そこで、iPhoneで音声入力を使い、明らかな音声入力ミスなどをChatGPTに整えてもらう方法を試したところ、非常にうまくいきました。文章の内容自体は私が考えたものですが、文章の校正や整理をAIに任せることで、記事化のスピードが格段に上がりました。しかもまとめ方については、私よりAIの方が上手なこともあり、結果として伝わりやすい文章になることもあります。今では、音声入力+ChatGPTでの編集という形で記事を作るのが標準になっています。
ChatGPTとプログラミングの組み合わせ
現在、私がChatGPTを使っているのは、上でご紹介した記事執筆と日常業務に加え、プログラミング学習に使用しています。
プログラミングの話を詳しくすると長くなりますが、結論だけ言えば「ChatGPTの登場でプログラミングの学習コストが劇的に下がった」と思います。以前なら、バグやエラーで何時間も悩むことがありましたが、今はまるで専業の家庭教師のようにその場で教えてくれます。そもそもAI自身がプログラムなので、プログラミングが非常に得意なんです。もちろんまだまだ完璧ではありませんが、独学で学ぶよりも圧倒的に効率的です。

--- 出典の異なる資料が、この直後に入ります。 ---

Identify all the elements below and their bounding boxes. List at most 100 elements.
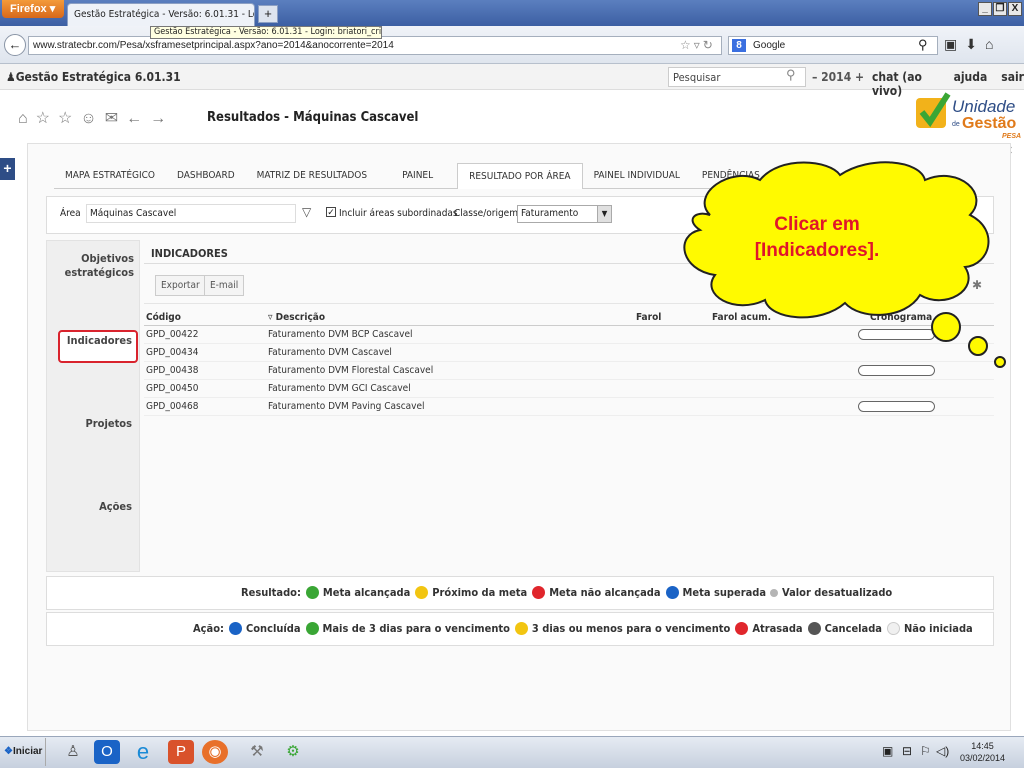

さらに、プログラミングを日常業務に取り入れると、驚くほどの効率化が実現できます。たとえば、これまで5〜10分かかっていた単純なルーチン作業を、わずかワンクリックで完了できるようになることもあります。具体的にはGoogleカレンダーでのシフト作成管理や、COVID-19・インフルエンザ検査の簡易病名チェッカーを自作して実務で使用しています。
小さな自動化を積み重ねることで、診療以外の事務処理や管理業務の時間を大幅に短縮できます。こうした意味でも、ChatGPTとプログラミングの組み合わせは、今後の開業医にとって非常に強力なツールになると感じています。